Write a loop that uses your derivs function to compute values of the population over the course of the next 5 years. Insert your population values into the pops array using approproate NumPy array indexing. When you are done, there should be no more zeros left in the pops array

# times, incrementing month by month, for a total of 5 years
dt = 1/12
times = np.arange(0, 5, dt)

# pops, initially set to a bunch of 0s, and the first value has already been inserted
pops = np.zeros(len(times))
pops[0] = 85

## your code here

✅ Question 3.4 Plot population growth (3 points)#

Create a plot that shows the population growth of fish in the lake over 5 years, assuming a starting population value of 85. Make sure to include axis labels and a title for your plot.

## your code here

✅ Question 3.5 Plotting alternative models (6 points)#

It turns out it is hard to count the number of fish in a lake (how do you tell them apart??). The original estimate was 85, but it could be off by plus or minus 15 fish. The real number could be anywhere between 70 and 100.

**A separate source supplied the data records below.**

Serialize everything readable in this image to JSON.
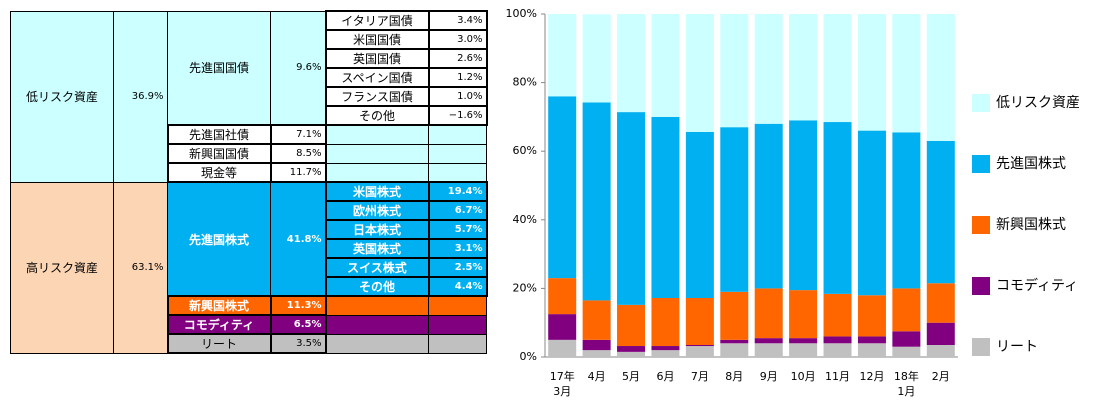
{
  "table": {
    "groups": [
      {
        "name": "低リスク資産",
        "value": "36.9%",
        "color": "#ccffff",
        "items": [
          {
            "name": "先進国国債",
            "value": "9.6%",
            "color": "#ccffff",
            "details": [
              {
                "name": "イタリア国債",
                "value": "3.4%"
              },
              {
                "name": "米国国債",
                "value": "3.0%"
              },
              {
                "name": "英国国債",
                "value": "2.6%"
              },
              {
                "name": "スペイン国債",
                "value": "1.2%"
              },
              {
                "name": "フランス国債",
                "value": "1.0%"
              },
              {
                "name": "その他",
                "value": "−1.6%"
              }
            ]
          },
          {
            "name": "先進国社債",
            "value": "7.1%",
            "color": "#ffffff",
            "details": []
          },
          {
            "name": "新興国国債",
            "value": "8.5%",
            "color": "#ffffff",
            "details": []
          },
          {
            "name": "現金等",
            "value": "11.7%",
            "color": "#ffffff",
            "details": []
          }
        ]
      },
      {
        "name": "高リスク資産",
        "value": "63.1%",
        "color": "#fcd5b4",
        "items": [
          {
            "name": "先進国株式",
            "value": "41.8%",
            "color": "#00b0f0",
            "details": [
              {
                "name": "米国株式",
                "value": "19.4%"
              },
              {
                "name": "欧州株式",
                "value": "6.7%"
              },
              {
                "name": "日本株式",
                "value": "5.7%"
              },
              {
                "name": "英国株式",
                "value": "3.1%"
              },
              {
                "name": "スイス株式",
                "value": "2.5%"
              },
              {
                "name": "その他",
                "value": "4.4%"
              }
            ]
          },
          {
            "name": "新興国株式",
            "value": "11.3%",
            "color": "#ff6600",
            "details": []
          },
          {
            "name": "コモディティ",
            "value": "6.5%",
            "color": "#800080",
            "details": []
          },
          {
            "name": "リート",
            "value": "3.5%",
            "color": "#c0c0c0",
            "details": []
          }
        ]
      }
    ]
  },
  "chart_data": {
    "type": "stacked_bar",
    "categories": [
      "17年\n3月",
      "4月",
      "5月",
      "6月",
      "7月",
      "8月",
      "9月",
      "10月",
      "11月",
      "12月",
      "18年\n1月",
      "2月"
    ],
    "series": [
      {
        "name": "低リスク資産",
        "color": "#ccffff",
        "values": [
          24,
          25.7,
          28.6,
          30,
          34.4,
          33,
          32,
          31,
          31.5,
          34,
          34.5,
          37
        ]
      },
      {
        "name": "先進国株式",
        "color": "#00b0f0",
        "values": [
          53,
          57.7,
          56.2,
          52.8,
          48.4,
          48,
          48,
          49.5,
          50.1,
          48,
          45.5,
          41.5
        ]
      },
      {
        "name": "新興国株式",
        "color": "#ff6600",
        "values": [
          10.5,
          11.5,
          12,
          14,
          13.7,
          14,
          14.5,
          14,
          12.4,
          12,
          12.5,
          11.5
        ]
      },
      {
        "name": "コモディティ",
        "color": "#800080",
        "values": [
          7.5,
          3,
          1.7,
          1.2,
          0.3,
          1,
          1.5,
          1.5,
          2,
          2,
          4.5,
          6.5
        ]
      },
      {
        "name": "リート",
        "color": "#c0c0c0",
        "values": [
          5,
          2,
          1.5,
          2,
          3.2,
          4,
          4,
          4,
          4,
          4,
          3,
          3.5
        ]
      }
    ],
    "ylim": [
      0,
      100
    ],
    "yticks": [
      {
        "value": 0,
        "label": "0%"
      },
      {
        "value": 20,
        "label": "20%"
      },
      {
        "value": 40,
        "label": "40%"
      },
      {
        "value": 60,
        "label": "60%"
      },
      {
        "value": 80,
        "label": "80%"
      },
      {
        "value": 100,
        "label": "100%"
      }
    ],
    "legend": "right"
  }
}
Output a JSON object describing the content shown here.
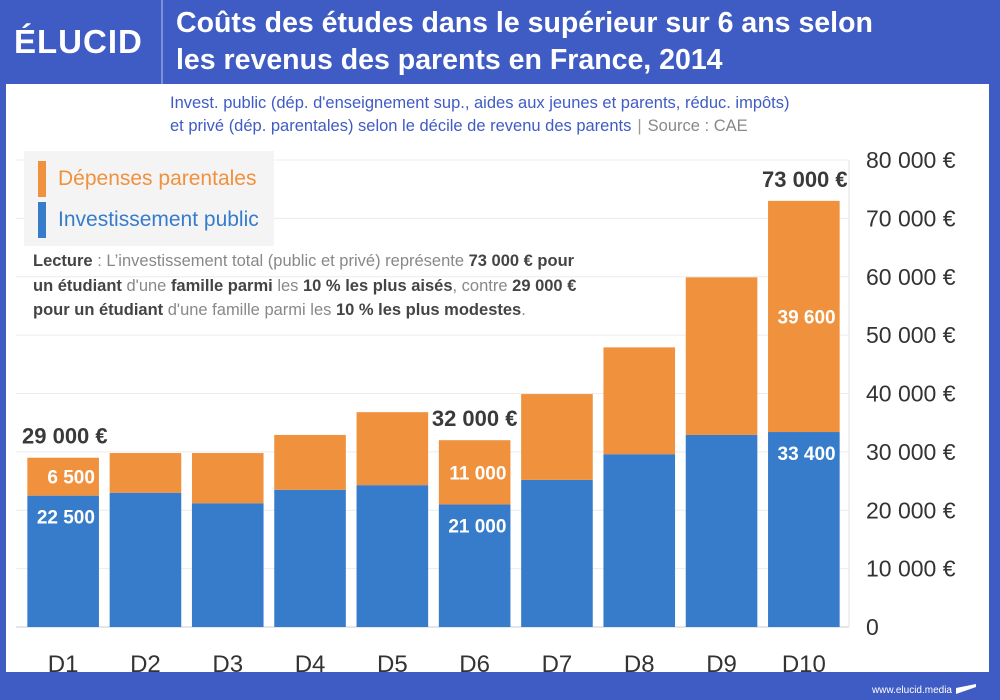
{
  "header": {
    "logo": "ÉLUCID",
    "title_line1": "Coûts des études dans le supérieur sur 6 ans selon",
    "title_line2": "les revenus des parents en France, 2014",
    "subtitle_line1": "Invest. public (dép. d'enseignement sup., aides aux jeunes et parents, réduc. impôts)",
    "subtitle_line2": "et privé (dép. parentales) selon le décile de revenu des parents",
    "source": "Source : CAE"
  },
  "legend": {
    "items": [
      {
        "label": "Dépenses parentales",
        "color": "#f0913d"
      },
      {
        "label": "Investissement public",
        "color": "#377ccb"
      }
    ]
  },
  "lecture": {
    "t1": "Lecture",
    "t2": " : L’investissement total (public et privé) représente ",
    "t3": "73 000 € pour un étudiant",
    "t4": " d'une ",
    "t5": "famille parmi",
    "t6": " les ",
    "t7": "10 % les plus aisés",
    "t8": ", contre ",
    "t9": "29 000 € pour un étudiant",
    "t10": " d'une famille parmi les ",
    "t11": "10 % les plus modestes",
    "t12": "."
  },
  "footer": {
    "url": "www.elucid.media"
  },
  "colors": {
    "accent": "#3f5bc4",
    "orange": "#f0913d",
    "blue": "#377ccb"
  },
  "chart_data": {
    "type": "bar",
    "stacked": true,
    "title": "Coûts des études dans le supérieur sur 6 ans selon les revenus des parents en France, 2014",
    "xlabel": "",
    "ylabel": "",
    "categories": [
      "D1",
      "D2",
      "D3",
      "D4",
      "D5",
      "D6",
      "D7",
      "D8",
      "D9",
      "D10"
    ],
    "series": [
      {
        "name": "Investissement public",
        "color": "#377ccb",
        "values": [
          22500,
          23000,
          21200,
          23500,
          24300,
          21000,
          25200,
          29600,
          32900,
          33400
        ]
      },
      {
        "name": "Dépenses parentales",
        "color": "#f0913d",
        "values": [
          6500,
          6800,
          8600,
          9400,
          12500,
          11000,
          14700,
          18300,
          27000,
          39600
        ]
      }
    ],
    "segment_labels": [
      {
        "category": "D1",
        "series": "Dépenses parentales",
        "text": "6 500"
      },
      {
        "category": "D1",
        "series": "Investissement public",
        "text": "22 500"
      },
      {
        "category": "D6",
        "series": "Dépenses parentales",
        "text": "11 000"
      },
      {
        "category": "D6",
        "series": "Investissement public",
        "text": "21 000"
      },
      {
        "category": "D10",
        "series": "Dépenses parentales",
        "text": "39 600"
      },
      {
        "category": "D10",
        "series": "Investissement public",
        "text": "33 400"
      }
    ],
    "total_labels": [
      {
        "category": "D1",
        "text": "29 000 €"
      },
      {
        "category": "D6",
        "text": "32 000 €"
      },
      {
        "category": "D10",
        "text": "73 000 €"
      }
    ],
    "ylim": [
      0,
      80000
    ],
    "yticks": [
      0,
      10000,
      20000,
      30000,
      40000,
      50000,
      60000,
      70000,
      80000
    ],
    "ytick_labels": [
      "0",
      "10 000 €",
      "20 000 €",
      "30 000 €",
      "40 000 €",
      "50 000 €",
      "60 000 €",
      "70 000 €",
      "80 000 €"
    ],
    "y_axis_side": "right",
    "grid": true,
    "legend_position": "top-left"
  }
}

Compute and plot population growth assuming different starting values:

At time = 0, \(P_0\) = 85 (you’ve already done this one)
At time = 0, \(P_0\) = 70
At time = 0, \(P_0\) = 100

Your plot should show three different curves, which should be labeled in a legend as well, so you can easily see the different starting values of the population, and the corresponding curves. Make sure to include axis labels and a title.

## your code here

✅ Question 3.6 Reflecting on the model results (2 points)#

What stands out to you about the plot from 3.5? What do these results mean for the real life consequences of this village and its food supply?

✎ Put your answer here

Wait! Before you submit your notebook, read the following important recommendations#

When your TA opens your notebook to grade the assignment, it will be really useful if your notebook is saved in a fully executed state so that they can see the output of all your code. Additionally, it may be necessary from time to time for the TA to actually run your notebook, but when they run the notebook, it is important that you are certain that all the code will actually run for them!

You should get into the following habit: before you save and submit your final notebook for your assignments, go to the “Kernel” tab at the top of the notebook and select “Restart and Run all”. This will restart your notebook and try to run the code cell-by-cell from the top to the bottom. Once it finished, review you notebook and make sure there weren’t any errors that popped up. Sometimes, when working with notebooks, we accidentally change code in one cell that break our code in another cell. If your TA stumbles across code cells that don’t work, they will likely have to give you a zero for those portions of the notebook that don’t work. Testing your notebook one last time is a good way to make sure this doesn’t happen.

Once you’ve tested your whole notebook again, make sure you save it one last time before you upload it to D2L.

Congratulations, you’re done!#

Submit this assignment by uploading it to the course Desire2Learn web page. Go to the “Homework Assignments” section, find the submission folder link for Homework #2, and upload it there.